Virtual power plants, which rely upon software systems to remotely and automatically dispatch and optimize generation, demand-side, or energy storage resources, can provide extraordinary value and services to transmission and distribution grid infrastructure, as well as revenue streams to myriad stakeholders engaged in the delivery of electric power.
While the concept of a virtual power plant is hardly new, it is only over the course of the last decade that technology and market designs have enabled a growing list of pilot projects to test and validate this smart grid platform concept.
According to a new report from Pike Research, a part of Navigant’s Energy Practice, the total worldwide capacity of virtual power plants will grow from 3,800 MW in 2013 to 15,400 MW in 2020 – a nearly five-fold increase.

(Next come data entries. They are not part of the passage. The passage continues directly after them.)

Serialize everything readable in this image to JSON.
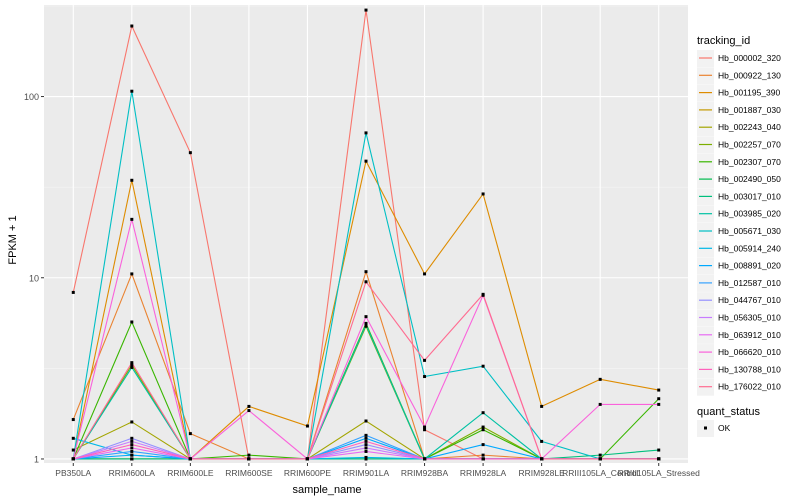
{
  "chart_data": {
    "type": "line",
    "title": "",
    "xlabel": "sample_name",
    "ylabel": "FPKM + 1",
    "y_scale": "log10",
    "ylim": [
      0.95,
      320
    ],
    "y_ticks": [
      1,
      10,
      100
    ],
    "y_tick_labels": [
      "1",
      "10",
      "100"
    ],
    "grid": true,
    "background": "#EBEBEB",
    "categories": [
      "PB350LA",
      "RRIM600LA",
      "RRIM600LE",
      "RRIM600SE",
      "RRIM600PE",
      "RRIM901LA",
      "RRIM928BA",
      "RRIM928LA",
      "RRIM928LE",
      "RRIII105LA_Control",
      "RRIII105LA_Stressed"
    ],
    "category_labels": [
      "PB350LA",
      "RRIM600LA",
      "RRIM600LE",
      "RRIM600SE",
      "RRIM600PE",
      "RRIM901LA",
      "RRIM928BA",
      "RRIM928LA",
      "RRIM928LE",
      "RRIII105LA_Control",
      "RRIII105LA_Stressed"
    ],
    "legend": {
      "title": "tracking_id",
      "placement": "right"
    },
    "legend2": {
      "title": "quant_status",
      "entries": [
        "OK"
      ]
    },
    "series": [
      {
        "name": "Hb_000002_320",
        "color": "#F8766D",
        "values": [
          8.3,
          245,
          49,
          1,
          1,
          300,
          1.45,
          1,
          1,
          1,
          1
        ]
      },
      {
        "name": "Hb_000922_130",
        "color": "#EA8331",
        "values": [
          1.65,
          10.5,
          1.38,
          1.0,
          1.0,
          10.8,
          1.0,
          1.05,
          1.0,
          1.0,
          1.0
        ]
      },
      {
        "name": "Hb_001195_390",
        "color": "#DE8C00",
        "values": [
          1.0,
          34.5,
          1.0,
          1.95,
          1.52,
          44,
          10.5,
          29,
          1.95,
          2.75,
          2.4
        ]
      },
      {
        "name": "Hb_001887_030",
        "color": "#C49A00",
        "values": [
          1.0,
          1.0,
          1.0,
          1.0,
          1.0,
          1.0,
          1.0,
          1.0,
          1.0,
          1.0,
          1.0
        ]
      },
      {
        "name": "Hb_002243_040",
        "color": "#A3A500",
        "values": [
          1.12,
          1.6,
          1.0,
          1.0,
          1.0,
          1.62,
          1.0,
          1.0,
          1.0,
          1.0,
          1.0
        ]
      },
      {
        "name": "Hb_002257_070",
        "color": "#7CAE00",
        "values": [
          1.0,
          3.3,
          1.0,
          1.0,
          1.0,
          5.4,
          1.0,
          1.5,
          1.0,
          1.0,
          1.0
        ]
      },
      {
        "name": "Hb_002307_070",
        "color": "#39B600",
        "values": [
          1.0,
          5.7,
          1.0,
          1.05,
          1.0,
          5.6,
          1.0,
          1.45,
          1.0,
          1.0,
          2.15
        ]
      },
      {
        "name": "Hb_002490_050",
        "color": "#00BB4E",
        "values": [
          1.0,
          1.0,
          1.0,
          1.0,
          1.0,
          1.0,
          1.0,
          1.0,
          1.0,
          1.0,
          1.0
        ]
      },
      {
        "name": "Hb_003017_010",
        "color": "#00BF7D",
        "values": [
          1.0,
          1.0,
          1.0,
          1.0,
          1.0,
          1.0,
          1.0,
          1.0,
          1.0,
          1.05,
          1.12
        ]
      },
      {
        "name": "Hb_003985_020",
        "color": "#00C1A3",
        "values": [
          1.0,
          3.2,
          1.0,
          1.0,
          1.0,
          5.5,
          1.0,
          1.8,
          1.0,
          1.0,
          1.0
        ]
      },
      {
        "name": "Hb_005671_030",
        "color": "#00BFC4",
        "values": [
          1.0,
          107,
          1.0,
          1.0,
          1.0,
          63,
          2.85,
          3.25,
          1.25,
          1.0,
          1.0
        ]
      },
      {
        "name": "Hb_005914_240",
        "color": "#00B8E7",
        "values": [
          1.3,
          1.05,
          1.0,
          1.0,
          1.0,
          1.02,
          1.0,
          1.0,
          1.0,
          1.0,
          1.0
        ]
      },
      {
        "name": "Hb_008891_020",
        "color": "#00A9FF",
        "values": [
          1.0,
          1.05,
          1.0,
          1.0,
          1.0,
          1.3,
          1.0,
          1.2,
          1.0,
          1.0,
          1.0
        ]
      },
      {
        "name": "Hb_012587_010",
        "color": "#35A2FF",
        "values": [
          1.0,
          1.1,
          1.0,
          1.0,
          1.0,
          1.35,
          1.0,
          1.0,
          1.0,
          1.0,
          1.0
        ]
      },
      {
        "name": "Hb_044767_010",
        "color": "#9590FF",
        "values": [
          1.0,
          1.3,
          1.0,
          1.0,
          1.0,
          1.2,
          1.0,
          1.0,
          1.0,
          1.0,
          1.0
        ]
      },
      {
        "name": "Hb_056305_010",
        "color": "#C77CFF",
        "values": [
          1.0,
          1.25,
          1.0,
          1.0,
          1.0,
          1.15,
          1.0,
          1.0,
          1.0,
          1.0,
          1.0
        ]
      },
      {
        "name": "Hb_063912_010",
        "color": "#E76BF3",
        "values": [
          1.0,
          1.15,
          1.0,
          1.0,
          1.0,
          1.1,
          1.0,
          1.0,
          1.0,
          1.0,
          1.0
        ]
      },
      {
        "name": "Hb_066620_010",
        "color": "#FA62DB",
        "values": [
          1.0,
          21,
          1.0,
          1.85,
          1.0,
          6.1,
          1.5,
          8.0,
          1.0,
          2.0,
          2.0
        ]
      },
      {
        "name": "Hb_130788_010",
        "color": "#FF62BC",
        "values": [
          1.0,
          1.2,
          1.0,
          1.0,
          1.0,
          1.25,
          1.0,
          1.0,
          1.0,
          1.0,
          1.0
        ]
      },
      {
        "name": "Hb_176022_010",
        "color": "#FF6C91",
        "values": [
          1.0,
          3.4,
          1.0,
          1.0,
          1.0,
          9.5,
          3.5,
          8.1,
          1.0,
          1.0,
          1.0
        ]
      }
    ]
  }
}
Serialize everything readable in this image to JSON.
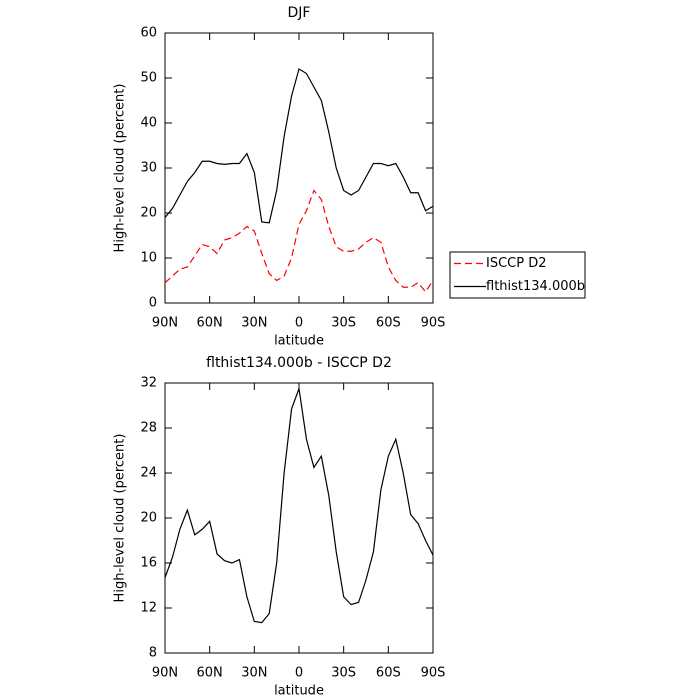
{
  "chart_data": [
    {
      "type": "line",
      "title": "DJF",
      "x_label": "latitude",
      "y_label": "High-level cloud (percent)",
      "x": [
        90,
        85,
        80,
        75,
        70,
        65,
        60,
        55,
        50,
        45,
        40,
        35,
        30,
        25,
        20,
        15,
        10,
        5,
        0,
        -5,
        -10,
        -15,
        -20,
        -25,
        -30,
        -35,
        -40,
        -45,
        -50,
        -55,
        -60,
        -65,
        -70,
        -75,
        -80,
        -85,
        -90
      ],
      "series": [
        {
          "name": "ISCCP D2",
          "color": "#ff0000",
          "dash": true,
          "values": [
            4.5,
            6,
            7.5,
            8,
            10.5,
            13,
            12.5,
            11,
            14,
            14.5,
            15.5,
            17,
            16,
            11,
            6.5,
            5,
            6,
            10,
            17.5,
            20.5,
            25,
            23,
            17,
            12.5,
            11.5,
            11.5,
            12,
            13.5,
            14.5,
            13.5,
            8,
            5,
            3.5,
            3.5,
            4.5,
            2.5,
            5
          ]
        },
        {
          "name": "flthist134.000b",
          "color": "#000000",
          "dash": false,
          "values": [
            19,
            21,
            24,
            27,
            29,
            31.5,
            31.5,
            31,
            30.8,
            31,
            31,
            33.2,
            29,
            18,
            17.8,
            25,
            37,
            46,
            52,
            51,
            48,
            45,
            38,
            30,
            25,
            24,
            25,
            28,
            31,
            31,
            30.5,
            31,
            28,
            24.5,
            24.5,
            20.5,
            21.5
          ]
        }
      ],
      "xlim": [
        90,
        -90
      ],
      "xticks": [
        {
          "value": 90,
          "label": "90N"
        },
        {
          "value": 60,
          "label": "60N"
        },
        {
          "value": 30,
          "label": "30N"
        },
        0,
        {
          "value": -30,
          "label": "30S"
        },
        {
          "value": -60,
          "label": "60S"
        },
        {
          "value": -90,
          "label": "90S"
        }
      ],
      "ylim": [
        0,
        60
      ],
      "yticks": [
        0,
        10,
        20,
        30,
        40,
        50,
        60
      ],
      "legend": "right"
    },
    {
      "type": "line",
      "title": "flthist134.000b - ISCCP D2",
      "x_label": "latitude",
      "y_label": "High-level cloud (percent)",
      "x": [
        90,
        85,
        80,
        75,
        70,
        65,
        60,
        55,
        50,
        45,
        40,
        35,
        30,
        25,
        20,
        15,
        10,
        5,
        0,
        -5,
        -10,
        -15,
        -20,
        -25,
        -30,
        -35,
        -40,
        -45,
        -50,
        -55,
        -60,
        -65,
        -70,
        -75,
        -80,
        -85,
        -90
      ],
      "series": [
        {
          "color": "#000000",
          "dash": false,
          "values": [
            14.7,
            16.5,
            19,
            20.7,
            18.5,
            19,
            19.7,
            16.8,
            16.2,
            16,
            16.3,
            13,
            10.8,
            10.7,
            11.5,
            16,
            24,
            29.7,
            31.5,
            27,
            24.5,
            25.5,
            22,
            17,
            13,
            12.3,
            12.5,
            14.5,
            17,
            22.5,
            25.5,
            27,
            24,
            20.3,
            19.5,
            18,
            16.7
          ]
        }
      ],
      "xlim": [
        90,
        -90
      ],
      "xticks": [
        {
          "value": 90,
          "label": "90N"
        },
        {
          "value": 60,
          "label": "60N"
        },
        {
          "value": 30,
          "label": "30N"
        },
        0,
        {
          "value": -30,
          "label": "30S"
        },
        {
          "value": -60,
          "label": "60S"
        },
        {
          "value": -90,
          "label": "90S"
        }
      ],
      "ylim": [
        8,
        32
      ],
      "yticks": [
        8,
        12,
        16,
        20,
        24,
        28,
        32
      ],
      "legend": false
    }
  ]
}
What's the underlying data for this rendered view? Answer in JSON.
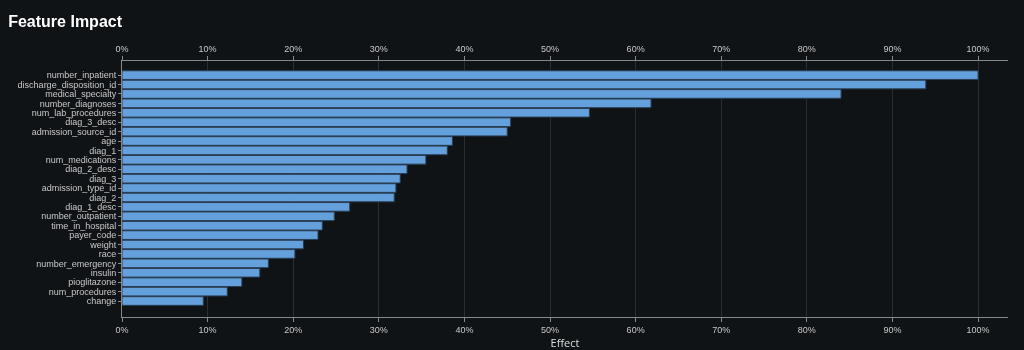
{
  "chart_data": {
    "type": "bar",
    "title": "Feature Impact",
    "xlabel": "Effect",
    "orientation": "horizontal",
    "categories": [
      "number_inpatient",
      "discharge_disposition_id",
      "medical_specialty",
      "number_diagnoses",
      "num_lab_procedures",
      "diag_3_desc",
      "admission_source_id",
      "age",
      "diag_1",
      "num_medications",
      "diag_2_desc",
      "diag_3",
      "admission_type_id",
      "diag_2",
      "diag_1_desc",
      "number_outpatient",
      "time_in_hospital",
      "payer_code",
      "weight",
      "race",
      "number_emergency",
      "insulin",
      "pioglitazone",
      "num_procedures",
      "change"
    ],
    "values": [
      100,
      93.9,
      84.0,
      61.8,
      54.6,
      45.4,
      45.0,
      38.6,
      38.0,
      35.5,
      33.3,
      32.5,
      32.0,
      31.8,
      26.6,
      24.8,
      23.4,
      22.9,
      21.2,
      20.2,
      17.1,
      16.1,
      14.0,
      12.3,
      9.5
    ],
    "color": "#64a0dc",
    "xlim": [
      0,
      103.5
    ],
    "xticks": [
      {
        "value": 0,
        "label": "0%"
      },
      {
        "value": 10,
        "label": "10%"
      },
      {
        "value": 20,
        "label": "20%"
      },
      {
        "value": 30,
        "label": "30%"
      },
      {
        "value": 40,
        "label": "40%"
      },
      {
        "value": 50,
        "label": "50%"
      },
      {
        "value": 60,
        "label": "60%"
      },
      {
        "value": 70,
        "label": "70%"
      },
      {
        "value": 80,
        "label": "80%"
      },
      {
        "value": 90,
        "label": "90%"
      },
      {
        "value": 100,
        "label": "100%"
      }
    ],
    "x2lim": [
      0,
      103.5
    ],
    "x2ticks": [
      {
        "value": 0,
        "label": "0%"
      },
      {
        "value": 10,
        "label": "10%"
      },
      {
        "value": 20,
        "label": "20%"
      },
      {
        "value": 30,
        "label": "30%"
      },
      {
        "value": 40,
        "label": "40%"
      },
      {
        "value": 50,
        "label": "50%"
      },
      {
        "value": 60,
        "label": "60%"
      },
      {
        "value": 70,
        "label": "70%"
      },
      {
        "value": 80,
        "label": "80%"
      },
      {
        "value": 90,
        "label": "90%"
      },
      {
        "value": 100,
        "label": "100%"
      }
    ],
    "grid": "x"
  }
}
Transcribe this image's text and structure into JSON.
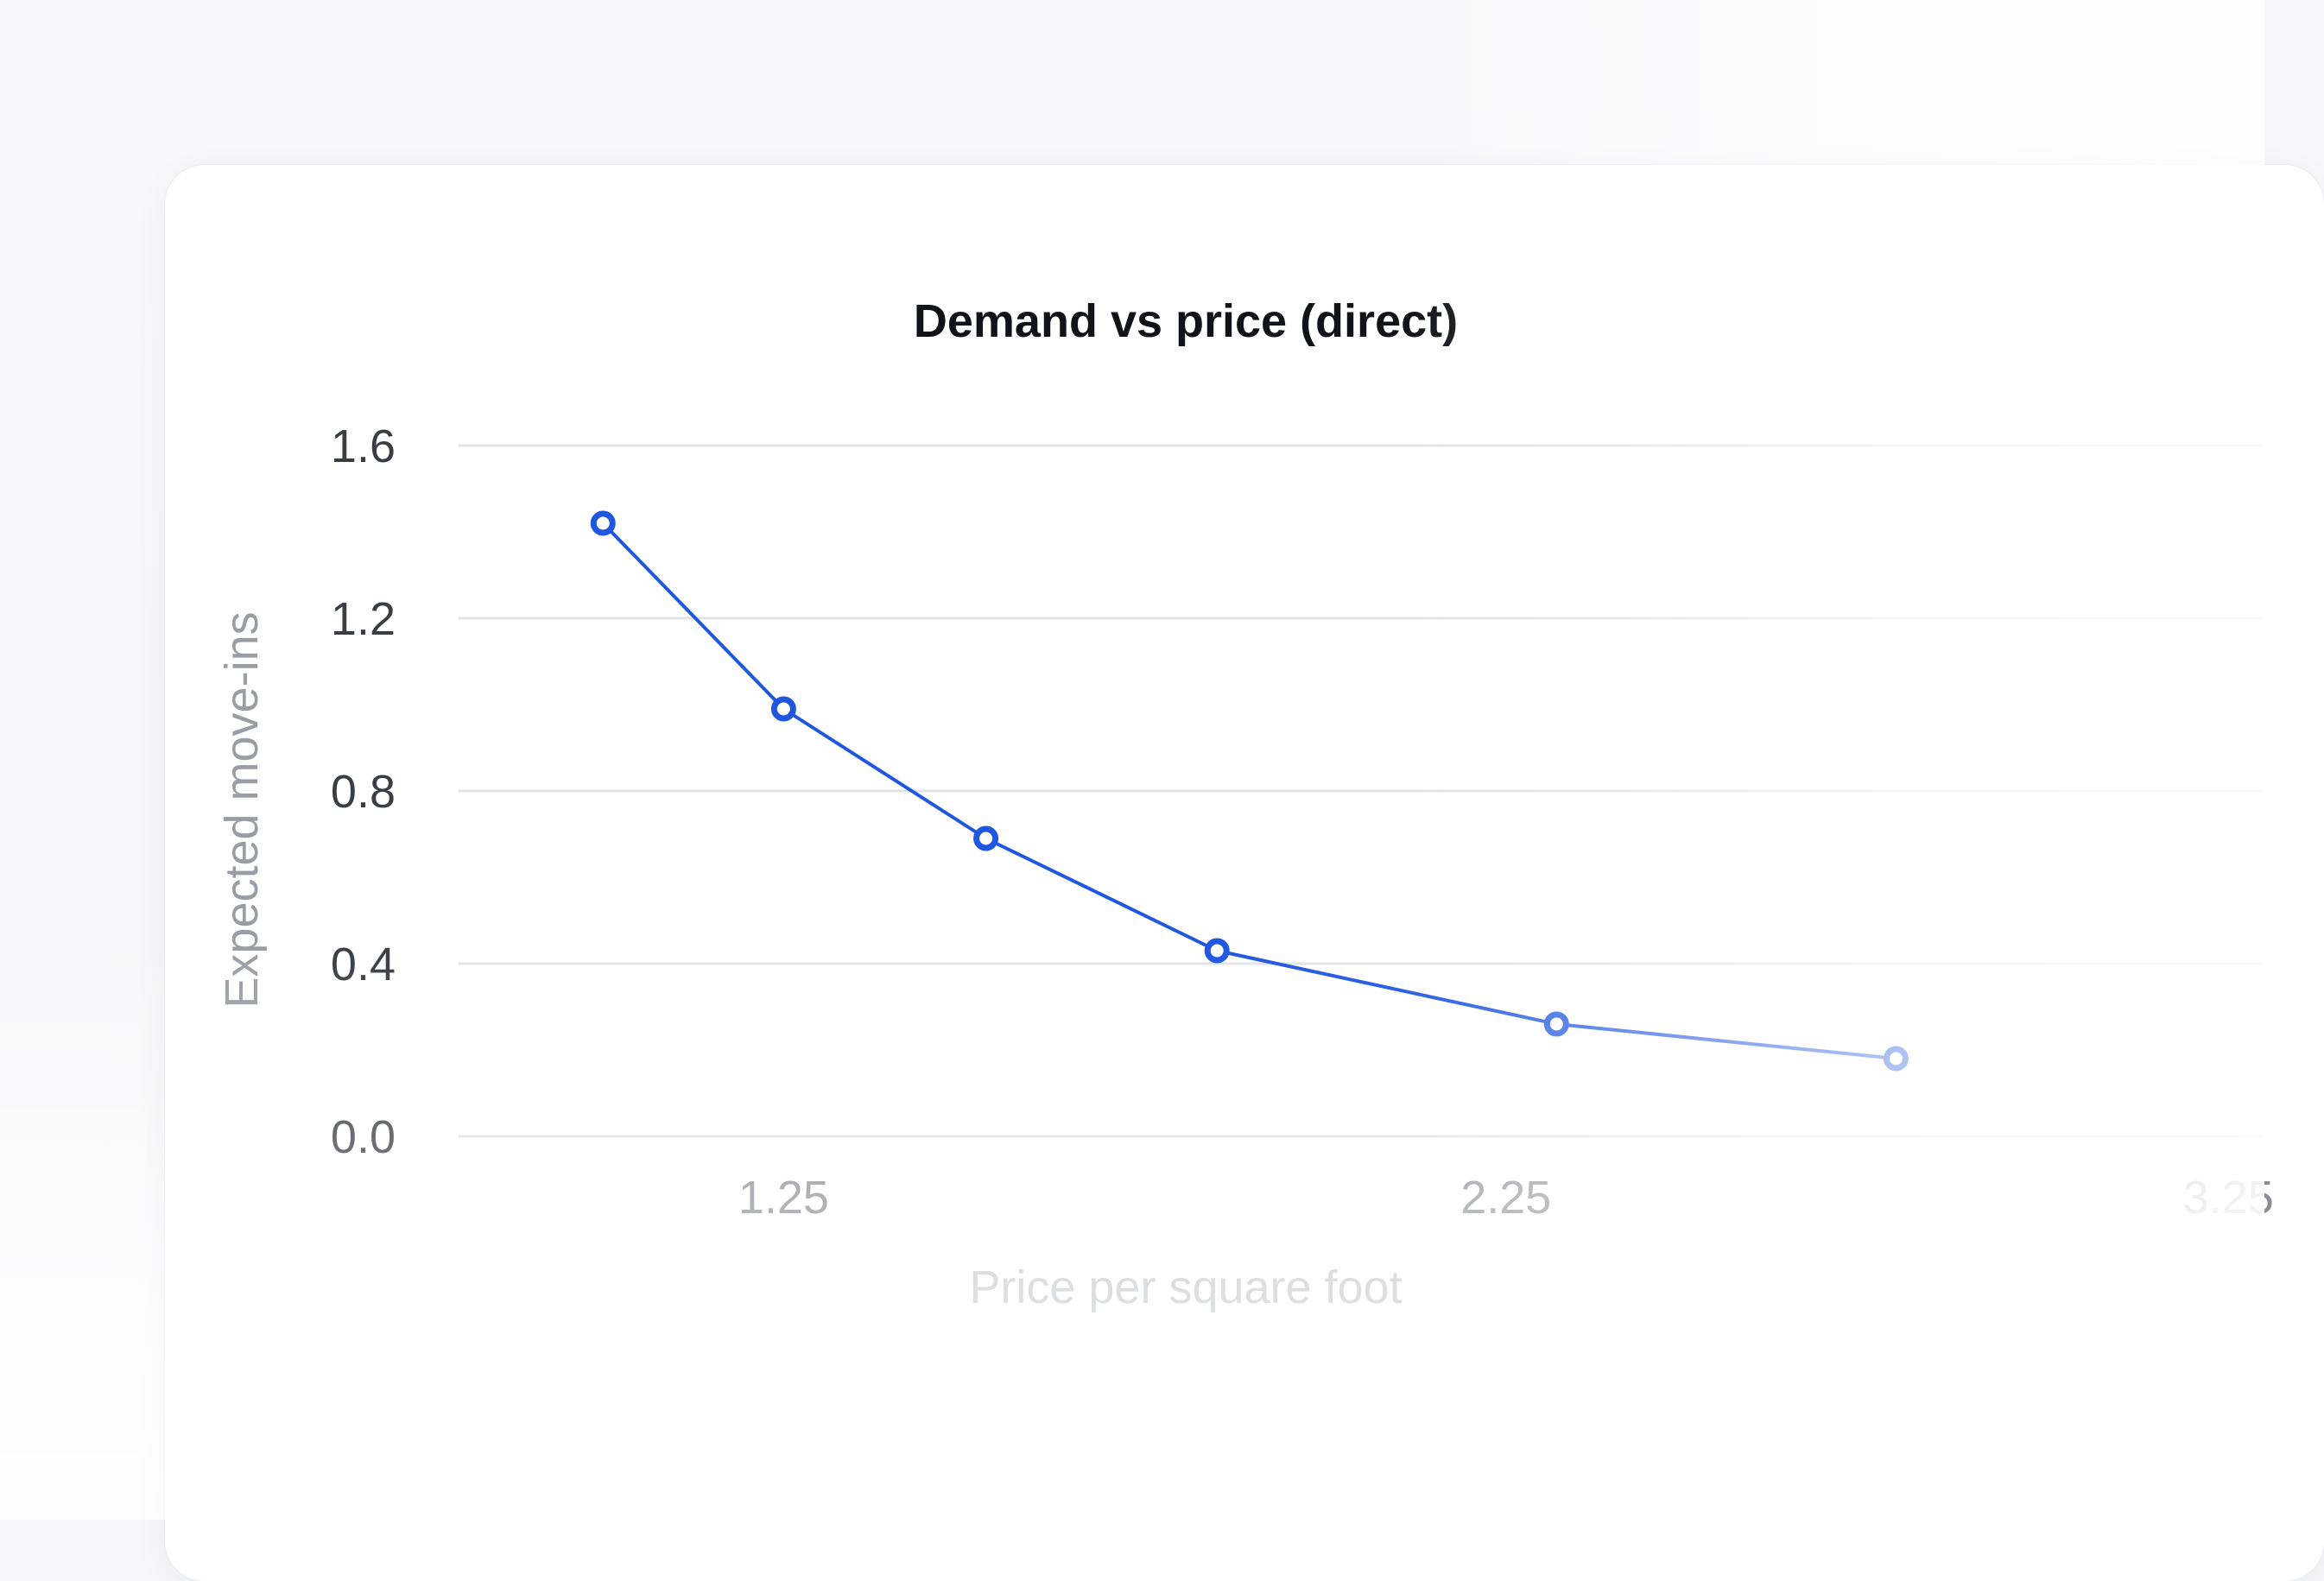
{
  "chart_data": {
    "type": "line",
    "title": "Demand vs price (direct)",
    "xlabel": "Price per square foot",
    "ylabel": "Expected move-ins",
    "xlim": [
      0.8,
      3.3
    ],
    "ylim": [
      0.0,
      1.6
    ],
    "x_ticks": [
      "1.25",
      "2.25",
      "3.25"
    ],
    "y_ticks": [
      "1.6",
      "1.2",
      "0.8",
      "0.4",
      "0.0"
    ],
    "grid": true,
    "legend": "none",
    "series": [
      {
        "x": [
          1.0,
          1.25,
          1.53,
          1.85,
          2.32,
          2.79
        ],
        "y": [
          1.42,
          0.99,
          0.69,
          0.43,
          0.26,
          0.18
        ]
      }
    ],
    "colors": {
      "line": "#1f57e0",
      "grid": "#e2e3e6"
    }
  }
}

“Virtual power plants represent an ‘Internet of energy,’ tapping existing grid networks to tailor electricity supply and demand services for a customer, utility, or grid operator,” says principal research analyst Peter Asmus. “By stretching supplies from existing generators and utility demand reduction programs, they deliver greater value to the customer while also creating benefits for the host distribution utility and the transmission grid operator.”
The virtual power plant market can be broken down into four distinct segments, based on the types of resources aggregated: demand response-based virtual power plants (the largest commercial segment in the U.S.), supply-side virtual power plants, mixed asset virtual power plants (which bring together distributed generation, energy storage, demand response and other distributed energy resources) and wholesale auction virtual power plants, which are unique to Europe.
Because utilities and grid operators are leading the development of smart grid projects, they will almost certainly have to play a role in future deployments of virtual power plants.